Générosité

Il était une fois un maître qui avait la réputation d’être un saint homme, particulièrement généreux. Un jour qu’il se promenait dans le jardin de son amphitryon, il observa un serviteur qui venait de recevoir son assiette de nourriture quotidienne et un morceau de pain. Un chien s’approcha, qui rôdait en flairant de-ci de-là. Le serviteur lui donna un bout de son pain. L’animal le dévora avec avidité. Alors l’homme fini par lui donner ce qu’il y avait dans son assiette et qui constituait sa ration pour toute la journée. Le maître se rapprocha du serviteur et lui demanda :
Quelle est ta ration journalière ?
« Celle que je viens de donner au chien, monsieur, répondit l’homme.
Et pourquoi ne l’as-tu pas mangée au lieu de la donner au chien ?
Parce que l’animal vient d’ailleurs, c’est un visiteur. Comme je lui dois hospitalité et que j’ai pensé qu’il avait faim, je lui ai donné le pain.
Le maître lui demanda encore :
Et pourquoi aussi l’assiette avec tout ton repas ?
Le serviteur répondit :
C’est très simple : parce qu’il avait encore faim. »
De ce jour, le maître demanda à tous de ne plus jamais le qualifier de généreux.
 
 
Générosité

R.A. Calle
 
Réflexion

La plus belle et la plus féconde expression de la générosité, ce n’est pas de donner le superflu, bien au contraire, c’est de donner ce dont nous avons le plus besoin. Toutes les inégalités de ce monde disparaîtraient si l’on pratiquait la générosité, ce genre de compassion et de bienveillance authentique. Nyanaponika Thera a écrit : « Le monde souffre, mais la plus grande partie des gens ont les yeux fermés et les oreilles bouchées. Ils ne voient pas le fleuve de larmes qui coule sans cesse ; ils n’entendent pas les cris de douleur dont le monde est saturé. Leurs peines et leurs joies minuscules obscurcissent leur vision et étouffent leur audition. A cause de l’égoïsme, leurs cœurs sont devenus durs et insensibles et, par conséquent, comment pourraient-ils réagir face à un objectif plus élevé ? Comment pourraient-ils se rendre compte que la seule voie pour se libérer de toute souffrance est de se libérer de leur égoïsme ? »

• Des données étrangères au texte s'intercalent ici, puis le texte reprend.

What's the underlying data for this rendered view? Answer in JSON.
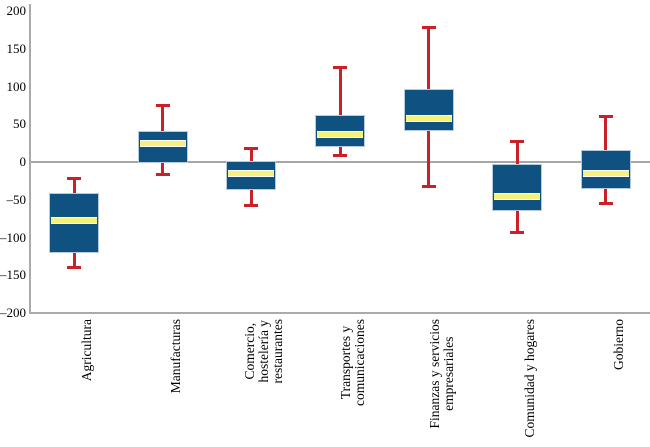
{
  "chart_data": {
    "type": "boxplot",
    "title": "",
    "xlabel": "",
    "ylabel": "",
    "y_axis": {
      "min": -200,
      "max": 200,
      "tick_interval": 50,
      "ticks": [
        {
          "value": 200,
          "label": "200"
        },
        {
          "value": 150,
          "label": "150"
        },
        {
          "value": 100,
          "label": "100"
        },
        {
          "value": 50,
          "label": "50"
        },
        {
          "value": 0,
          "label": "0"
        },
        {
          "value": -50,
          "label": "–50"
        },
        {
          "value": -100,
          "label": "–100"
        },
        {
          "value": -150,
          "label": "–150"
        },
        {
          "value": -200,
          "label": "–200"
        }
      ]
    },
    "categories": [
      {
        "label": "Agricultura",
        "lines": [
          "Agricultura"
        ]
      },
      {
        "label": "Manufacturas",
        "lines": [
          "Manufacturas"
        ]
      },
      {
        "label": "Comercio, hostelería y restaurantes",
        "lines": [
          "Comercio,",
          "hostelería y",
          "restaurantes"
        ]
      },
      {
        "label": "Transportes y comunicaciones",
        "lines": [
          "Transportes y",
          "comunicaciones"
        ]
      },
      {
        "label": "Finanzas y servicios empresariales",
        "lines": [
          "Finanzas y servicios",
          "empresariales"
        ]
      },
      {
        "label": "Comunidad y hogares",
        "lines": [
          "Comunidad y hogares"
        ]
      },
      {
        "label": "Gobierno",
        "lines": [
          "Gobierno"
        ]
      }
    ],
    "boxes": [
      {
        "category": "Agricultura",
        "whisker_low": -140,
        "q1": -120,
        "median": -77,
        "q3": -41,
        "whisker_high": -22
      },
      {
        "category": "Manufacturas",
        "whisker_low": -17,
        "q1": -2,
        "median": 25,
        "q3": 41,
        "whisker_high": 75
      },
      {
        "category": "Comercio, hostelería y restaurantes",
        "whisker_low": -57,
        "q1": -37,
        "median": -15,
        "q3": 1,
        "whisker_high": 18
      },
      {
        "category": "Transportes y comunicaciones",
        "whisker_low": 9,
        "q1": 20,
        "median": 36,
        "q3": 62,
        "whisker_high": 125
      },
      {
        "category": "Finanzas y servicios empresariales",
        "whisker_low": -33,
        "q1": 41,
        "median": 57,
        "q3": 97,
        "whisker_high": 178
      },
      {
        "category": "Comunidad y hogares",
        "whisker_low": -94,
        "q1": -65,
        "median": -46,
        "q3": -3,
        "whisker_high": 27
      },
      {
        "category": "Gobierno",
        "whisker_low": -55,
        "q1": -36,
        "median": -15,
        "q3": 16,
        "whisker_high": 60
      }
    ],
    "colors": {
      "box_fill": "#0f5180",
      "box_border": "#b5cbdc",
      "median_fill": "#f6f07d",
      "median_edge": "#ffffff",
      "whisker": "#cb2027",
      "zero_line": "#a6a6a6",
      "axis_line": "#aaaaaa",
      "text": "#000000",
      "background": "#ffffff"
    },
    "layout": {
      "grid": false,
      "legend": false,
      "zero_line": true,
      "x_labels_rotated_90": true
    }
  }
}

La plupart des personnes sont si avides qu’elles ne consacrent même pas une minute de leur temps aux autres et qu’elles sont absolument incapables de partager  quoi que ce soit. Le fait qu’elles soient égoïstes et cupides leur fait perdre l’opportunité, et donc le plaisir, de donner et de partager. La personne qui devrait être reconnaissante, c’est celle qui donne, comme l’affirmaient les anciens sages orientaux, car elle a eu l’occasion de développer sa compassion et d’ouvrir son cœur à travers ce don. Un esprit guidé par l’avidité entachera toujours ses mots et ses actions de marques horribles et misérables, celles de la convoitise, tandis qu’un esprit guidé par la générosité les enrichira de bienveillance et de tendresse.